Experimental protocol and drug delivery

The detailed experimental design was illustrated in Fig 1. Chemicals other indicated were obtained from Beyotime and Boster (Shanghai, China). Four times injections of fentanyl (60 μg/kg per injection, s.c.) at 15 min intervals, resulting in a cumulative dose of 240 μg/kg [10, 11] were conducted to induce OIH in this study. The control animals received an equal volume (1.2 ml/kg) of physiological saline. KN93(N-[2-[[[3-(4’-Chlorophenyl)-2-propenyl]methylamino]methyl]phenyl]-N-(2-hydroxyethyl)-4′-methoxybenzenesulfonamide phosphate salt) and KN92 (2-[N-(4-methoxybenzenesulfonyl)]amino-N-(4-chlorocinnamyl)-N-methylbenzylamine, monohydrochloride)were purchased from Cayman (Ann Arbor, MI) and were dissolved in 50% dimethyl sulfoxide (DMSO). 50% DMSO was used as a vehicle control. Intrathecal (i.t.) injections were performed manually between the L5 and L6 inter-vertebral space in conscious rats as previously described [12]. The injection was performed using a glass microsyringe (RWD Life Science, Shenzhen, China). Each rat was injected with a volume of 0.45 μl. Success of the i.t. injection was verified by a lateral tail-flick.

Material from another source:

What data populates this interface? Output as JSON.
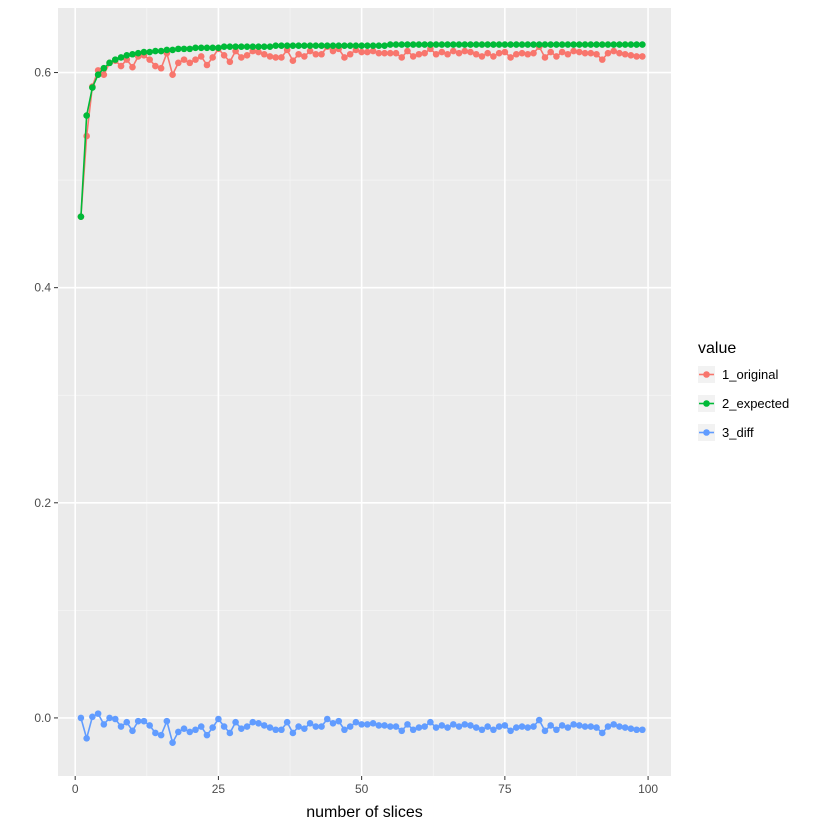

Experiment 1: To investigate the effect of CeLC CaMKIIα antagonism on the level of CaMKIIα activity in CeLC, PAG, RVM and spinal cord regions and the behavioral hyperalgesia induced by fentanyl, rats were first implanted with CeLC cannulas before the induction of OIH by fentanyl. Then the Control group (n = 6) and OIH group (n = 6) received 50%DMSO (vehicle) 0.3 μl. OIH+KN92 10 nmol group (n = 6) and OIH+KN93 10 nmol group (n = 6) received equal volume (0.3 μl) of KN92 10 nmol and KN93 10 nmol respectively 6.5 h after the last injection of fentanyl. Experiment 2: To test whether spinal cord has a reverse effect on amygdala CaMKIIα signal, animals were randomly divided into four groups (n = 6). The Control group and OIH group received 50% DMSO (vehicle) 0.45 μl. OIH+KN92 45 nmol group and OIH+KN93 45 nmol group received equal volume (0.45 μl) of KN92 45 nmol and KN93 45 nmol respectively 6.5 h after the last injection of fentanyl. Experiment 3: To confirm whether p-CaMKIIα in vlPAG is involved in fentanyl-induced hyperalgesia and whether there is connection between PAG and other regions including CeLC, RVM and spinal cord in OIH, animals were randomly divided into four groups (n = 6). Control group and OIH group received 50% DMSO (vehicle) 0.3 μl. OIH + KN92 10 nmol group and OIH + KN93 10 nmol group received KN92 10 nmol and KN93 10 nmol respectively 6.5 h after the last injection of fentanyl. Experiment 4: To determine if there were differences between the Control rats and OIH rats in the synaptic transmission, and whether CaMKIIα modulates synaptic transmission in PAG neurons in OIH rats, the PAG slices of control rats (n = 6) and OIH rats (n = 6) were obtained 12 h after the last injection of saline or fentanyl. KN93 (10 μM) were added in the recording well 10 min after the baseline recording. Experiment 5: To further confirm whether inhibition of CeLC CaMKIIα activity has a direct effect on the enhanced synaptic transmission of vlPAG neurons in OIH rats, the Control+KN92 (n = 11) group and OIH+KN92 (n = 8) received CeLC injection of KN92 (10 nmol) and Control+KN93 group (n = 8) and OIH+KN93 (n = 8) group received CeLC injection of KN93 (10 nmol) respectively 6.5 h after the last injection of saline or fentanyl.